The disparaging Scottish Gaelic word "sassenach," by which pet name Jamie often teasingly calls his beloved Claire, in the Outlander series of books and now TV shows, means "outsider," literally Saxon or English.

Tuesday, December 15, 2015

The Shield of Achilles--Again!

Many artists have created their own image of the shield of Achilles so that we can see it the way Homer did and understand its meaning in the Iliad. We are also to understand, I think, that the shield belongs with us now as much as it did twenty-seven-hundred and some years ago.

W. H. Auden, in his poem "Shield of Achilles," gives us a glimpse of the armor of an immortal Achaean hero going to his destiny and compares him with our latter-day anti-heroes. (On this theme, I highly recommend the graphic novel, Watchmen, by Alan Moore and Dave Gibbons. New York: Warner Books, 1987.)

Cy Twombly, in his painting Shield of Achilles, shows us the passion that drove Achilles to absent himself from the fight as well as the resolution that led him to return. Now he can take up the battle and triumph over Hector.

And my friend Todd, reference librarian, artist, and Bronze-Age reenactor, will soon present us with a
 a bronze replica of the shield as Homer describes it in Richmond Lattimore's translation of the Iliad of Homer (Chicago: University of Chicago Press, 1951).
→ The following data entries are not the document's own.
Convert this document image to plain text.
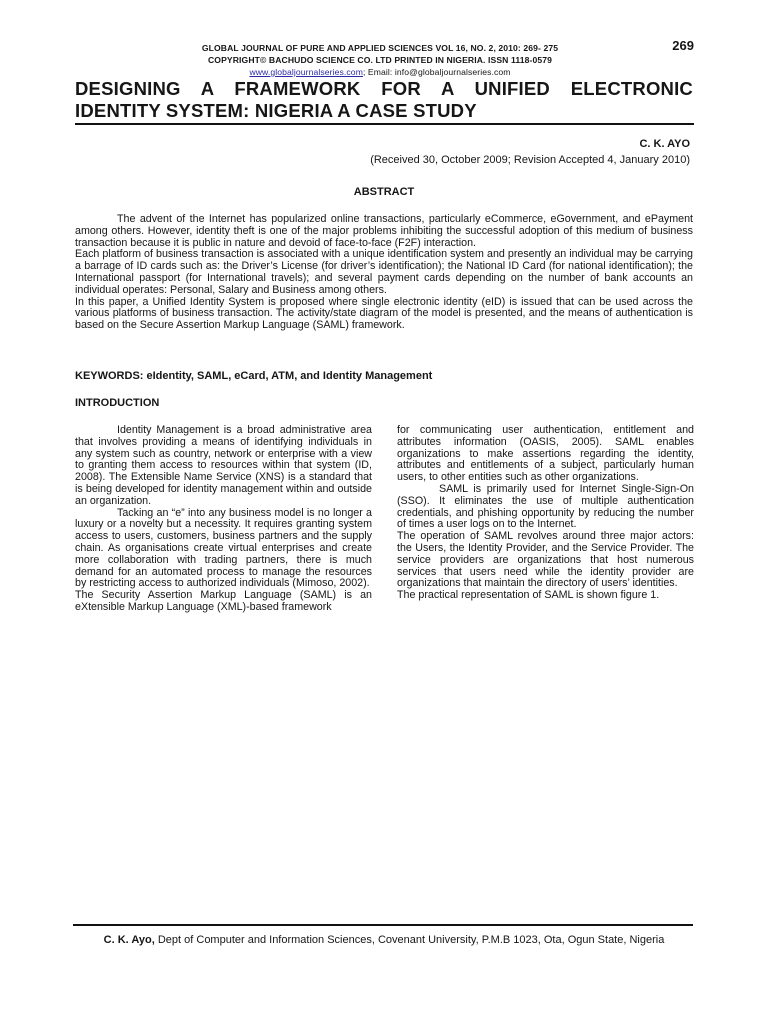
GLOBAL JOURNAL OF PURE AND APPLIED SCIENCES VOL 16, NO. 2, 2010: 269- 275
COPYRIGHT© BACHUDO SCIENCE CO. LTD PRINTED IN NIGERIA. ISSN 1118-0579
www.globaljournalseries.com; Email: info@globaljournalseries.com
269
DESIGNING A FRAMEWORK FOR A UNIFIED ELECTRONIC
IDENTITY SYSTEM: NIGERIA A CASE STUDY
C. K. AYO
(Received 30, October 2009; Revision Accepted 4, January 2010)
ABSTRACT

The advent of the Internet has popularized online transactions, particularly eCommerce, eGovernment, and ePayment among others. However, identity theft is one of the major problems inhibiting the successful adoption of this medium of business transaction because it is public in nature and devoid of face-to-face (F2F) interaction.

Each platform of business transaction is associated with a unique identification system and presently an individual may be carrying a barrage of ID cards such as: the Driver’s License (for driver’s identification); the National ID Card (for national identification); the International passport (for International travels); and several payment cards depending on the number of bank accounts an individual operates: Personal, Salary and Business among others.

In this paper, a Unified Identity System is proposed where single electronic identity (eID) is issued that can be used across the various platforms of business transaction. The activity/state diagram of the model is presented, and the means of authentication is based on the Secure Assertion Markup Language (SAML) framework.

KEYWORDS: eIdentity, SAML, eCard, ATM, and Identity Management
INTRODUCTION

Identity Management is a broad administrative area that involves providing a means of identifying individuals in any system such as country, network or enterprise with a view to granting them access to resources within that system (ID, 2008). The Extensible Name Service (XNS) is a standard that is being developed for identity management within and outside an organization.

Tacking an “e” into any business model is no longer a luxury or a novelty but a necessity. It requires granting system access to users, customers, business partners and the supply chain. As organisations create virtual enterprises and create more collaboration with trading partners, there is much demand for an automated process to manage the resources by restricting access to authorized individuals (Mimoso, 2002).

The Security Assertion Markup Language (SAML) is an eXtensible Markup Language (XML)-based framework

for communicating user authentication, entitlement and attributes information (OASIS, 2005). SAML enables organizations to make assertions regarding the identity, attributes and entitlements of a subject, particularly human users, to other entities such as other organizations.

SAML is primarily used for Internet Single-Sign-On (SSO). It eliminates the use of multiple authentication credentials, and phishing opportunity by reducing the number of times a user logs on to the Internet.

The operation of SAML revolves around three major actors: the Users, the Identity Provider, and the Service Provider. The service providers are organizations that host numerous services that users need while the identity provider are organizations that maintain the directory of users’ identities.

The practical representation of SAML is shown figure 1.

C. K. Ayo, Dept of Computer and Information Sciences, Covenant University, P.M.B 1023, Ota, Ogun State, Nigeria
He has created a sketch similar to the diagram Malcolm  M. Willcock gives in A Companion to the Iliad (University of Chicago Press, Chicago, 1976) and has drawn the figures that will populate each round of the shield.  He plans to incise the figures in the bronze.
Diagram of the shield of Achilles as shown in Malcolm M. Willcock's work.

Monday, November 23, 2015

Pride and Prejudice

So one of my favorite examples of ekphrasis is the shield-of-Achilles passage in the Iliad. By the way, I didn't tell you in the last post, but "ekphrasis," from the ancient Greek, means to call out or draw attention to.

My other favorite example of ekphrasis is in Chapter 43 of Jane Austen's Pride and Prejudice. Darcy's miniature, his portrait, his gallery, his housekeeper and his sister, his home, his pond, his estate, indeed, the whole of Pemberley, show Darcy's excellent character. Entirely in his absence, his handsome, moderate, reasonable self is revealed. In the negative, as it were.

But then, in a moment of stunning drama, and to Elizabeth's great confusion, he appears unexpectedly from the outer edge of the estate. And he turns out to be as charming as his world, Pemberley, has suggested.

Elizabeth's visit to Pemberley is a turning point in the story. Elizabeth thinks with longing, in support of the satirical theme of the novel to marry well, "And of this place . . . I might have been mistress!" Elizabeth's visit is also in support of the deeper theme, of finding balance in marriage and in life, which in this case will consist in finding an excellent husband for the heroine, who by now has become our Elizabeth, and an excellent wife for Darcy.